Экономическое возрождение «политической Европы» в таких условиях происходило значительно быстрее, чем в ее социалистической части. Скажем, уже к 1955 г. Западная Германия в условиях демилитаризации превзошла довоенный уровень валового внутреннего продукта.
Тем временем часть континента, попавшая под советский контроль, не просто была искусственно вырвана из европейского процесса, но и отдалилась во времени от восприятия демократических процессов и рыночных свобод. Промышленное производство в СССР в 1950–1970‑е гг. возросло в семь раз, однако по социальным показателям государство еще больше отдалилось от западной части Европы. Советский Союз свое воистину героическое восстановление осуществил с главной целью — превзойти Запад в военной сфере, чтобы обеспечить не только собственную безопасность, но и достаточный контроль в странах Восточной Европы и поддержку прокоммунистических движений в других регионах планеты. Такой курс, как это ни парадоксально звучит, стал продолжением российской имперской традиции в других идеологических условиях.

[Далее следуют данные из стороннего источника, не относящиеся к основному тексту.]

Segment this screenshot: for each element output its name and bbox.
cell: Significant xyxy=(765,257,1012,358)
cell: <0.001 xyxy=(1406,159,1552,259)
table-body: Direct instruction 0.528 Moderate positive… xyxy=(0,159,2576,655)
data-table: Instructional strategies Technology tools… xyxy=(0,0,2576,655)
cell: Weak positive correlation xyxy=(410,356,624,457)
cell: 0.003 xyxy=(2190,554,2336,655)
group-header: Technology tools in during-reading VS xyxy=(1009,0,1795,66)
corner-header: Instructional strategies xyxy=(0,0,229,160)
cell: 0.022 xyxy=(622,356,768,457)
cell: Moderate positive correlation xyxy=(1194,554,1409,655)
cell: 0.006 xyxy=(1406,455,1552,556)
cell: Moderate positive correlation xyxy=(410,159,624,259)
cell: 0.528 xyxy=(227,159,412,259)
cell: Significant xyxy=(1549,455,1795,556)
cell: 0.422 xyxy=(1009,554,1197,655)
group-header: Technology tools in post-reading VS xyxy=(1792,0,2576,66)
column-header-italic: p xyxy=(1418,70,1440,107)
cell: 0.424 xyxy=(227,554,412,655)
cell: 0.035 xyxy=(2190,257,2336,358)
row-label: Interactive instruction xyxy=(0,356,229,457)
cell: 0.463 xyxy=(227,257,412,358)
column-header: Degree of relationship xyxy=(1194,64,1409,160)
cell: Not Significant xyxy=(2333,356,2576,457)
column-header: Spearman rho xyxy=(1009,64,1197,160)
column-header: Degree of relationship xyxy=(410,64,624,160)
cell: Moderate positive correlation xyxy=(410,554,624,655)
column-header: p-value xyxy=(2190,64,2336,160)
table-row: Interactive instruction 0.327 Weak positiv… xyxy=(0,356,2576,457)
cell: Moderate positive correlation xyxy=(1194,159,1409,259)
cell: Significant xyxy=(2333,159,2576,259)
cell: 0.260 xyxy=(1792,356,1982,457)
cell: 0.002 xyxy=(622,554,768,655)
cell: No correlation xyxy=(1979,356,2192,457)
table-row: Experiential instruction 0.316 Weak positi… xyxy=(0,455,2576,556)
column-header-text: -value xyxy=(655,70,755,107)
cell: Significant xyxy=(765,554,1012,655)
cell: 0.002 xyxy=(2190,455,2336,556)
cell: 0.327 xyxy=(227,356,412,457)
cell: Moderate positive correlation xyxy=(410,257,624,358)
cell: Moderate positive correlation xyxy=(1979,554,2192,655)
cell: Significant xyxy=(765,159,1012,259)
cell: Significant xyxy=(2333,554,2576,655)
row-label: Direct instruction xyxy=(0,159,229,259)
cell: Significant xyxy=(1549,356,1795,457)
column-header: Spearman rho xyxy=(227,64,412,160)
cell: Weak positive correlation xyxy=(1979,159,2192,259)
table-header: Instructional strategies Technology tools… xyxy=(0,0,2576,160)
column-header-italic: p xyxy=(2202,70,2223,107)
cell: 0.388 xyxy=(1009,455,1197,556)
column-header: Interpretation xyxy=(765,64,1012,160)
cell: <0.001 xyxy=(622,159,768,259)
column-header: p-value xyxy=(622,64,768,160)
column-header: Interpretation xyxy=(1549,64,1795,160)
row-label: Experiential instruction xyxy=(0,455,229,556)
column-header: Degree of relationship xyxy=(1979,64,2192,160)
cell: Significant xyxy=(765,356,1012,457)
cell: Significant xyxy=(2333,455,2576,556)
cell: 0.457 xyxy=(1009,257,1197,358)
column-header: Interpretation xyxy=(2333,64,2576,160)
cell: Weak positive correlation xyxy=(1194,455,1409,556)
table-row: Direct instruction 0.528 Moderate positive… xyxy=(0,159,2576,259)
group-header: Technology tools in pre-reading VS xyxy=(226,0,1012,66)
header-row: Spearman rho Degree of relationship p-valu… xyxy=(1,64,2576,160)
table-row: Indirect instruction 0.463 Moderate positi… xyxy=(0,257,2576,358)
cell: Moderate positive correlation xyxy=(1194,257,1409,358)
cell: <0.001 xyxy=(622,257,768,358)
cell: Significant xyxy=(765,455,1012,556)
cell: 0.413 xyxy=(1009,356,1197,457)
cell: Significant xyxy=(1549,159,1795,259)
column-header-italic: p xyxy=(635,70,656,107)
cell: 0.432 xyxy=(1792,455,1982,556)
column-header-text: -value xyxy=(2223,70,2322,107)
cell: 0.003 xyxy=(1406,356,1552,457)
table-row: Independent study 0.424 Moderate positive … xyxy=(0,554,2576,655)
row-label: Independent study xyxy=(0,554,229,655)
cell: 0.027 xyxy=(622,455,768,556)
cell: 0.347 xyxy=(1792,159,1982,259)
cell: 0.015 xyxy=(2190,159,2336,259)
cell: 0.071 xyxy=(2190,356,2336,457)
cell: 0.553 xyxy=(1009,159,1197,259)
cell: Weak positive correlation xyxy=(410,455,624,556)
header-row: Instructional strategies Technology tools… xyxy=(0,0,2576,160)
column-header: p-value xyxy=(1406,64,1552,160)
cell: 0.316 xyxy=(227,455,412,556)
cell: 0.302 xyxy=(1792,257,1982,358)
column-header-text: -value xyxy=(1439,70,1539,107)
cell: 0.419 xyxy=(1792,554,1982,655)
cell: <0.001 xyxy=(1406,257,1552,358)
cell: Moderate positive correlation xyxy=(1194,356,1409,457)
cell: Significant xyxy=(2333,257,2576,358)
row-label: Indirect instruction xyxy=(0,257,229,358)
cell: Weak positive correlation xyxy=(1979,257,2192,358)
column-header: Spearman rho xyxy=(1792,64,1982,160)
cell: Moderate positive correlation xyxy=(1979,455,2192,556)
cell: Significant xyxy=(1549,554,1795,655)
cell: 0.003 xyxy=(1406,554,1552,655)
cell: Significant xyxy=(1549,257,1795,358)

«Политическая Европа» извлекла уроки из двух мировых войн XX в., Советский Союз пытался действовать в изживших себя рамках милитаризма, осуществлявшегося за счет обнищания значительной части населения. Вершиной милитаристского подхода к решению глобальных и региональных проблем стала бессмысленная война в Афганистане, предопределившая понимание необходимости реформ даже партийной верхушкой.
И все же, несмотря на очевидное политическое сближение и создание единой формы зашиты национальной безопасности в рамках НАТО, сохранялись серьезные культурные различия между европейцами и американцами. Это проявлялось не только на высоком уровне цивилизационного понимания, но и в производстве и быту. Огромные по размерам американские автомобили и европейские «жучки», современнейшие американские автобаны и традиционные европейские трассы, маленькие американские фермы и привычные европейские села, потребительский бум в Америке и соответственная сдержанность европейцев — далеко не полный перечень этих различий.
Не менее значительные расхождения ощущались в литературе, искусстве, подходах к жизненным ценностям. Все это существовало и развивалось в рамках национальных границ, касаясь, впрочем, не только различий между Северной Америкой и Западной Европой. Так, во Франции доминировала философия экзистенциализма, в Великобритании — позитивизма, в Италии верх брал классицизм и т. д.
Однако существовал объединяющий два полюса цивилизационно близких государств политический элемент в форме единого оппонента — Советского Союза и контролируемой им социалистической системы. Важным оставался в связи с этим и компонент традиционной безопасности, понимаемой в привычном военном контексте. Именно эти две составляющие сыграли определяющую роль в устойчивом сближении евро–атлантических союзников. На этом фоне даже пресловутая торгово–экономическая конкуренция между США и Западной Европой теряла доминирующее значение барьера.
Потеряв противника, два полюса Евро–Американской цивилизации непременно должны были столкнуться между собой. Снова начинала сказываться многовековая логика развития международной системы, построенная на верховенстве национального интереса.
Объединение Германии и бархатные революции в Восточной Европе дали толчок новому витку европейского интеграционного процесса. По–новому воспринималось расширение Европейского Союза и НАТО. Появилась острая необходимость в реагировании на т. наз. европейский выбор постсоветских государств, что вынуждало искать объяснения причин приоритетности стран Центрально–Восточной Европы для высшего руководства европейских интеграционных формирований в сравнении с той же Украиной. Одним словом, «политическая Европа» требовала нового определения самого понятия, новых подходов и оценок, нетрадиционных решений. Это, в конечном итоге, и стало ключевым аспектом жизнедеятельности европейского ядра Евро–Американской цивилизации. Тем временем упоенные победой в «холодной войне» США занялись поиском форм организационного подтверждения своей роли единой глобальной державы современности.